6ef8, a cryo-EM model of resolution 3.7 Å, contains 22,911 non-hydrogen atoms. MolProbity added 20,895 hydrogens for a total of 43,806 atoms. 558 clashes were present with atomic overlaps in the range 0.4 to 1.47 Å. The clashscore is thus 558/43.8 = 13. This placed it in about the 35th percentile (only 35% of the compared models have more clashes) among the clashscores for all cryo-EM models. Full Validation Report. Caution: the percentile rank is based on a reference dataset from the time of deposition (or earlier?). 6ef8 was deposited in August, 2018. The reference dataset had about half of the total cryo-EM entries in the wwPDB in November, 2021. Re-running the validation in November, 2021 at the wwPDB Validation Service did not increase the size of the reference dataset.

Visualization of Clashes

Clashes that form and recede in real time during rotation of polypeptide phi and psi bonds can be seen at Tutorial:Ramachandran principle and phi psi angles.

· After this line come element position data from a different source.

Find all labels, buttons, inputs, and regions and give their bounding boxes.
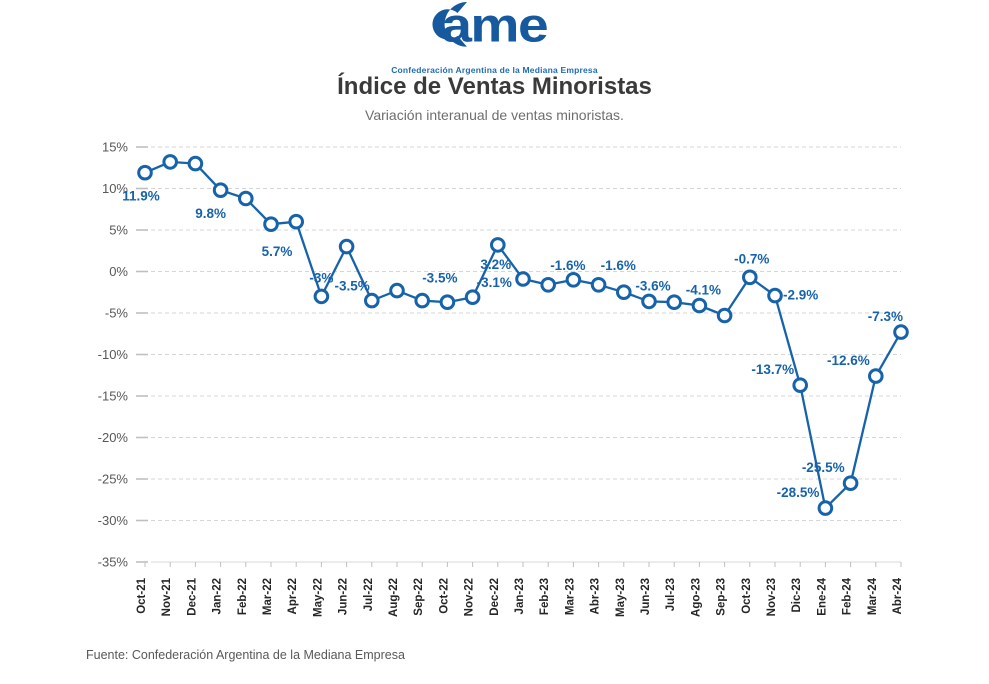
svg-text:-10%: -10% — [98, 347, 129, 362]
svg-text:Dic-23: Dic-23 — [791, 578, 803, 613]
svg-text:-35%: -35% — [98, 555, 129, 570]
svg-text:Nov-23: Nov-23 — [766, 578, 778, 616]
svg-text:Jun-22: Jun-22 — [338, 578, 350, 615]
svg-text:9.8%: 9.8% — [195, 206, 226, 221]
svg-text:-15%: -15% — [98, 389, 129, 404]
svg-text:Dec-21: Dec-21 — [186, 577, 198, 615]
svg-text:Nov-22: Nov-22 — [464, 578, 476, 616]
svg-text:Abr-23: Abr-23 — [590, 578, 602, 614]
svg-text:-0.7%: -0.7% — [734, 251, 769, 266]
svg-text:5.7%: 5.7% — [262, 244, 293, 259]
svg-text:May-22: May-22 — [312, 578, 324, 617]
svg-text:-4.1%: -4.1% — [686, 283, 721, 298]
svg-text:Feb-23: Feb-23 — [539, 578, 551, 615]
svg-text:May-23: May-23 — [615, 578, 627, 617]
svg-text:-3.6%: -3.6% — [635, 278, 670, 293]
svg-text:-1.6%: -1.6% — [550, 258, 585, 273]
svg-text:Sep-22: Sep-22 — [413, 578, 425, 616]
svg-text:Mar-24: Mar-24 — [867, 577, 879, 615]
svg-text:Aug-22: Aug-22 — [388, 578, 400, 617]
svg-text:Jul-23: Jul-23 — [665, 578, 677, 611]
svg-text:Ago-23: Ago-23 — [690, 578, 702, 617]
svg-text:3.2%: 3.2% — [480, 257, 511, 272]
svg-text:Oct-23: Oct-23 — [741, 578, 753, 614]
svg-text:Abr-24: Abr-24 — [892, 577, 904, 614]
svg-text:Mar-22: Mar-22 — [262, 578, 274, 615]
svg-text:Jul-22: Jul-22 — [363, 578, 375, 611]
svg-text:-2.9%: -2.9% — [783, 288, 818, 303]
svg-text:-30%: -30% — [98, 513, 129, 528]
svg-text:-3%: -3% — [309, 270, 333, 285]
svg-text:Mar-23: Mar-23 — [564, 578, 576, 615]
svg-text:Ene-24: Ene-24 — [816, 577, 828, 615]
svg-text:-28.5%: -28.5% — [777, 485, 820, 500]
svg-text:Dec-22: Dec-22 — [489, 578, 501, 616]
svg-text:-7.3%: -7.3% — [868, 309, 903, 324]
svg-text:-5%: -5% — [105, 306, 129, 321]
svg-text:Feb-22: Feb-22 — [237, 578, 249, 615]
svg-text:-12.6%: -12.6% — [827, 353, 870, 368]
svg-text:Jun-23: Jun-23 — [640, 578, 652, 615]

For a model of your choice:
- MolProbity offers visualization of clashes in NGL Viewer. Caution: In November, 2021, the percentile rank of the clashscore is based on a very old reference dataset from 2007 or earlier.
- Jmol offers visualization of clashes in its Validation Tools. Jmol obtains clash data from the wwPDB (see "load =xxxx/val" under Annotations).